Performing Breakdown Voltage and Leakage Current Measurements on Today’s High Voltage Semiconductor DevicesFollow article
After years of research and design, Silicon Carbide (SiC) and Gallium Nitride (GaN) power devices are becoming more viable. But, these devices, though high performance, come with challenges, including gate drive requirements. SiC requires much higher gate voltage (Vgs) with a negative bias for turn off. GaN, on the other hand, has a much lower threshold voltage (Vth), requiring tight gate drive designs. Wide bandgap (WBG) devices, by the nature of their physics, also have a higher body diode voltage drop that requires much tighter control of dead-time and turn-on/turn-off transitions.
Accurate electrical source and measure testing are essential for characterizing these high voltage devices so that the right design decisions can be made in a timely fashion. Increasing design margins and overdesigning will only drive costs up and bring performance down. And, typically high voltages greater than 200 V are involved, so safety from harmful voltage is critical.

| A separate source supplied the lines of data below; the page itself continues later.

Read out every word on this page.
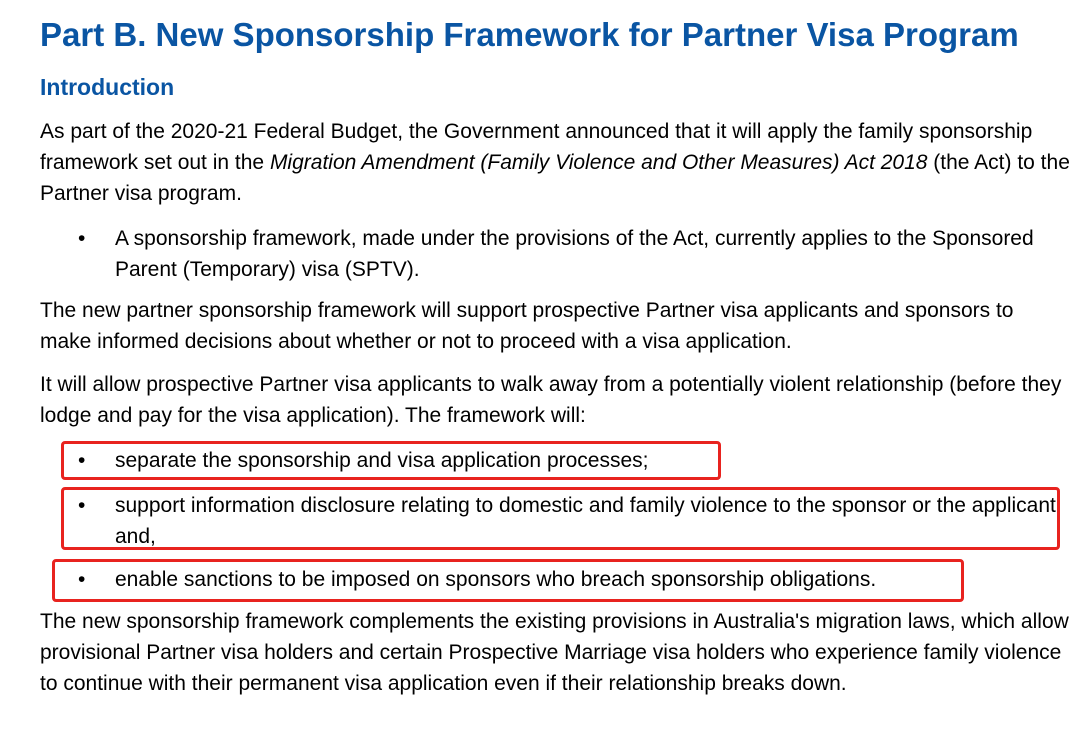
Part B. New Sponsorship Framework for Partner Visa Program
Introduction

As part of the 2020-21 Federal Budget, the Government announced that it will apply the family sponsorship framework set out in the Migration Amendment (Family Violence and Other Measures) Act 2018 (the Act) to the Partner visa program.

•	A sponsorship framework, made under the provisions of the Act, currently applies to the Sponsored Parent (Temporary) visa (SPTV).

The new partner sponsorship framework will support prospective Partner visa applicants and sponsors to make informed decisions about whether or not to proceed with a visa application.

It will allow prospective Partner visa applicants to walk away from a potentially violent relationship (before they lodge and pay for the visa application). The framework will:

•	separate the sponsorship and visa application processes;
•	support information disclosure relating to domestic and family violence to the sponsor or the applicant; and,
•	enable sanctions to be imposed on sponsors who breach sponsorship obligations.

The new sponsorship framework complements the existing provisions in Australia's migration laws, which allow provisional Partner visa holders and certain Prospective Marriage visa holders who experience family violence to continue with their permanent visa application even if their relationship breaks down.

Breakdown Voltage Measurements
Measuring breakdown voltage is done by applying an increasing reverse voltage to the device until a certain test current is reached that indicates that the device is in breakdown. Figure 1 illustrates a breakdown measurement on a high voltage diode using a source measure unit (SMU) instrument - like Keithley’s 2470 High Voltage SourceMeter® SMU Instrument. Note how the SMU instrument is connected to the diode’s cathode to apply a reverse voltage.

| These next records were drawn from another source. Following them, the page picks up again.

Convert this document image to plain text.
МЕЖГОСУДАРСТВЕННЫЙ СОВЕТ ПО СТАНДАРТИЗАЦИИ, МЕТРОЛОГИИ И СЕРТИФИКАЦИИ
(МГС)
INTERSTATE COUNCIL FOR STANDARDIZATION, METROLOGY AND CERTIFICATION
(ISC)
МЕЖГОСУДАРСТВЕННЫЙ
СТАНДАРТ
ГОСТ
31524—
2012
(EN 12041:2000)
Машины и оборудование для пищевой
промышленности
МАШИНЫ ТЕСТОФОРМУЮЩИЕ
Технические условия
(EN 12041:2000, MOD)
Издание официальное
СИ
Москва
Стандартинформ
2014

Figure 1. Typical breakdown voltage measurement of a high voltage diode using the 2470 High Voltage SMU Instrument.
In qualifying breakdown voltage, measurements are typically made well beyond the expected rating of the device to ensure that the device is robust and reliable. An SMU instrument such as the 2470 that has 1100 V sourcing capability is typically high enough to test many of today’s SiC and GaN devices as well as future device designs.
When testing at high voltage, safety is critical, and precautions must be taken to avoid exposure to unsafe voltage:
- Enclose the device under test (DUT) and any exposed connections in a properly grounded fixture such as the fixture shown in Figure 2.
- Ideally, the SMU instrument will feature a safety interlock as shown on the rear panel of the 2470 in Figure 3. The 2470 is fully interlocked so that the high voltage output is turned off if the interlock is not engaged (interlock switch closed.) The interlock circuit of the SMU instrument should be connected to a normally-open switch that closes only when the user access point in the system is closed to ensure that operators cannot meet a high voltage connection to the DUT. For example, opening the lid of the test fixture should open the switch/relay that disengages the interlock of the 2470 SMU.
- Use cables and connectors rated to the maximum voltage in the system. Keithley’s TRX-1100 V high voltage Triax cables are designed for the 2470 and meet today’s high voltage safety standards.
- Always use the proper safety gloves when working with high voltages on energized components as shown in Figure 4.
Figure 2: Properly grounded testing fixture.
Figure 3: Location of safety interlock connection on the rear panel of Keithley’s 2470 SMU Instrument.
Figure 4. Use proper safety gloves when working with high voltages on energized components.
Leakage Current Measurements
In a typical power conversion application, the semiconductor device is used as a switch. Leakage current measurements indicate how closely the semiconductor performs to an ideal switch. Also, when measuring the reliability of the device, leakage current measurements are used to indicate device degradation and to make predictions of device lifetime.
Semiconductor researchers are finding materials to make higher quality switches and produce high power devices with very small leakage currents. SMU instruments like the Keithley 2470 offer precision low current measurement capabilities with measurement resolution as low as 10 fA.
To prevent unwanted measurement error when measuring currents less than 1 μA, use triaxial cables and electrostatic shielding. Triaxial cables are essential in part because they permit carrying the guard terminal from the current measurement instrument. Guarding eliminates the effect of system leakage currents by routing them away from the measurement terminal. Use an electrostatic shield to shunt electrostatic charges away from the measurement terminal. An electrostatic shield is a metal enclosure that surrounds the circuit and any exposed connections. The safe test enclosure may serve as an electrostatic shield.